The episode was written by Michael Nobori who served as a production assistant for seasons 20 and 21 and directed by Lance Kramer and guest stars Eddie Izzard performing impressions of Elizabeth II, Prince Charles and the character Nigel Bakerbutcher. In an effort to attract more viewers for May sweeps, Fox made a week full of musical segments in all the shows called Fox Rocks. For The Simpsons, they had a couch gag with the characters lip dubbing Kesha's song "Tik Tok" (P. Diddy vocals were replaced by Nancy Cartwright vocals as Bart Simpson saying the same Diddy lines). In an interview about the show, Izzard stated "I'd love to be in it, but they never asked me, and I don't want to push it. I think it's because I'm a cult – rather than a mainstream – name."

==Cultural references==
In the scene where the surveillance cameras are being installed, a truck can be seen with the company name "Orwell Security," which is a reference to George Orwell's Nineteen Eighty-Four. Bart states that blond boys are not dumb, but "evil like in The Karate Kid or World War II," an allusion to Johnny Lawrence, of Cobra Kai. The gay bar features Sesame Street-like characters. The plutonium that is put in Homer's bag is stated to be powerful enough to create 17 Incredible Hulks and one Spider-Man. Also, Comic Book Guy says he is not jolly because San Diego Comic-Con might be moving to Anaheim.

==Reception==
===Viewing figures===
In its original American broadcast, "To Surveil with Love" was viewed by an estimated 6.057 million viewers and an 18–49 Nielsen Rating of 2.7 and an 8 share coming second in its timeslot. The episode ranked 25th in the 18–49 Nielsen Ratings for the week the 7th top rated show on Fox in the demographic and 5th highest scripted show.

===Critical response===
The episode was met with highly positive reviews.
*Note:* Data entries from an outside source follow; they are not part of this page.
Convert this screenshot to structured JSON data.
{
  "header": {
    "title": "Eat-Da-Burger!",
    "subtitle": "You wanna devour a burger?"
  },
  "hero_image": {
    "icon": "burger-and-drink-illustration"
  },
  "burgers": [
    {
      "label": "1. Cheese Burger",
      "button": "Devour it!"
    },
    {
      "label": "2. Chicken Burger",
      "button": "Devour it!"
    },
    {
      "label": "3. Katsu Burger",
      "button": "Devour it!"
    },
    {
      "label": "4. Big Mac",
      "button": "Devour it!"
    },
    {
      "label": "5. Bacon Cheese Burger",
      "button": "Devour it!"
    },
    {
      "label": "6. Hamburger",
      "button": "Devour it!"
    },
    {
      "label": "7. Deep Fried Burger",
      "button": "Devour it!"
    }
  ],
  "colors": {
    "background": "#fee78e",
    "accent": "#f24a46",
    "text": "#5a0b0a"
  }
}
Robert Canning of IGN gave the episode 8/10 and remarked that "Overall, it was a fun episode, hurt only by the uninteresting filler of Lisa dealing with blonde stereotypes. But even that delivered its share of memorable quotes. If the past few episodes are any indication, this season may go out on a very high note."

TV Fanatic gave the episode 4/5 and stated "The Homer's backyard sequences felt reminiscent of the prior prohibition episode, but were still plenty of funny moments. While the actual plot was nothing too unique, we liked the ending with Flanders realizing he was playing God and the whole camera-setup being set up as a reality show in Britain."
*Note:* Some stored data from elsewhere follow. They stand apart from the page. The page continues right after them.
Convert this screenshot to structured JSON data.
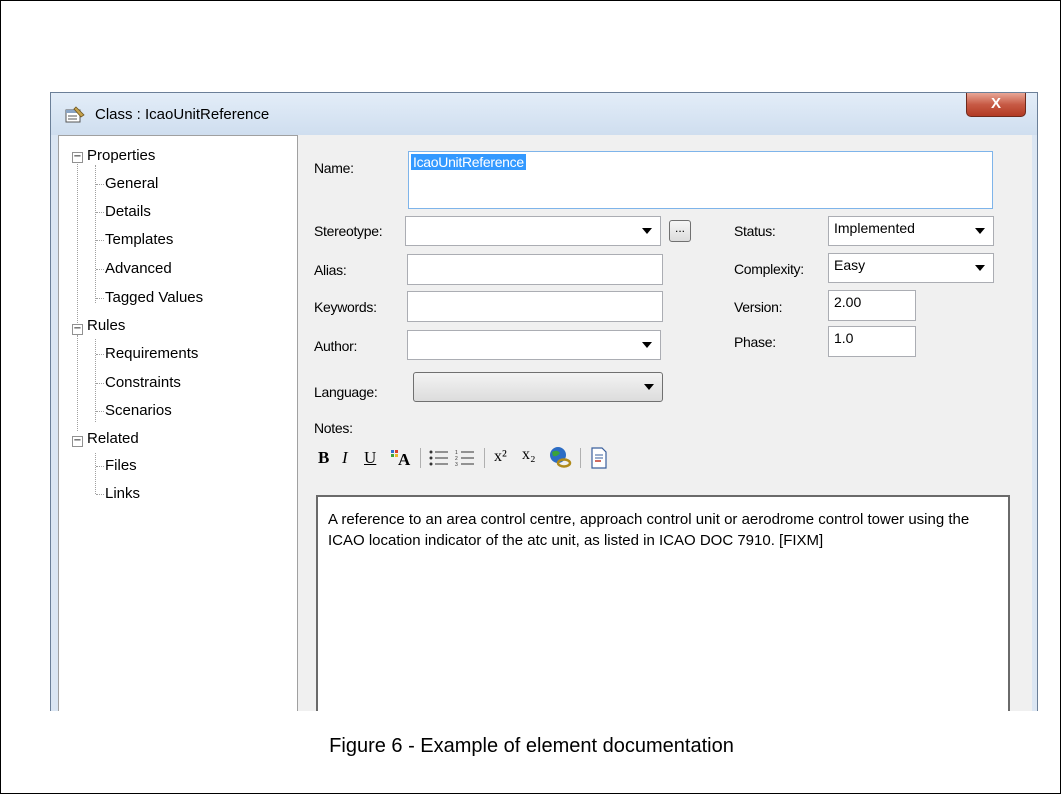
{
  "window": {
    "title": "Class : IcaoUnitReference",
    "close_label": "X"
  },
  "tree": {
    "groups": [
      {
        "label": "Properties",
        "children": [
          "General",
          "Details",
          "Templates",
          "Advanced",
          "Tagged Values"
        ]
      },
      {
        "label": "Rules",
        "children": [
          "Requirements",
          "Constraints",
          "Scenarios"
        ]
      },
      {
        "label": "Related",
        "children": [
          "Files",
          "Links"
        ]
      }
    ],
    "expander_symbol": "−"
  },
  "form": {
    "name_label": "Name:",
    "name_value": "IcaoUnitReference",
    "stereotype_label": "Stereotype:",
    "stereotype_value": "",
    "ellipsis_label": "...",
    "alias_label": "Alias:",
    "alias_value": "",
    "keywords_label": "Keywords:",
    "keywords_value": "",
    "author_label": "Author:",
    "author_value": "",
    "language_label": "Language:",
    "language_value": "",
    "status_label": "Status:",
    "status_value": "Implemented",
    "complexity_label": "Complexity:",
    "complexity_value": "Easy",
    "version_label": "Version:",
    "version_value": "2.00",
    "phase_label": "Phase:",
    "phase_value": "1.0",
    "notes_label": "Notes:"
  },
  "toolbar": {
    "bold": "B",
    "italic": "I",
    "underline": "U",
    "superscript": "x²",
    "subscript": "x₂"
  },
  "notes": {
    "text": "A reference to an area control centre, approach control unit or aerodrome control tower using the ICAO location indicator of the atc unit, as listed in ICAO DOC 7910. [FIXM]"
  },
  "caption": "Figure 6 - Example of element documentation",
  "colors": {
    "selection": "#3399ff",
    "close_button": "#c75a45",
    "dialog_frame": "#dbe6f3"
  }
}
Sharon Knolle of TV Squad stated "From the inspired 'Tik Tok' musical opening sequence to the last gag, 'To Surveil With Love' ranks as one of the best 'Simpsons' episodes in years. I never expected the rest of the episode to live up to that killer opening, but, unbelievably, it just got better as it went along."

Emily VanDerWerff of The A.V. Club gave the episode an A− and said "I thought this was a strong episode of The Simpsons. I laughed frequently throughout, I thought both of the major storylines mostly made sense and concluded well, and I enjoyed some of the ways the episode turned satire on its ear. I particularly liked the idea of Lisa conforming by becoming a brunette after everyone made fun of her for being a blonde. Dumb blonde jokes are as old as time itself, but the way the episode turned the whole thing into a sly parody of diversity and conformity was winning."

Ariel Ponywhether of Firefox News gave the episode an A, remarked that "the episode is one of the better outings of the season" and concluded "There were some very slight characterization flaws, which detract slightly from the grade, as does the well-written but underdeveloped Lisa subplot. Add in excellent voice-over work by Eddie Izzard to the mix, however, and you have a solid episode."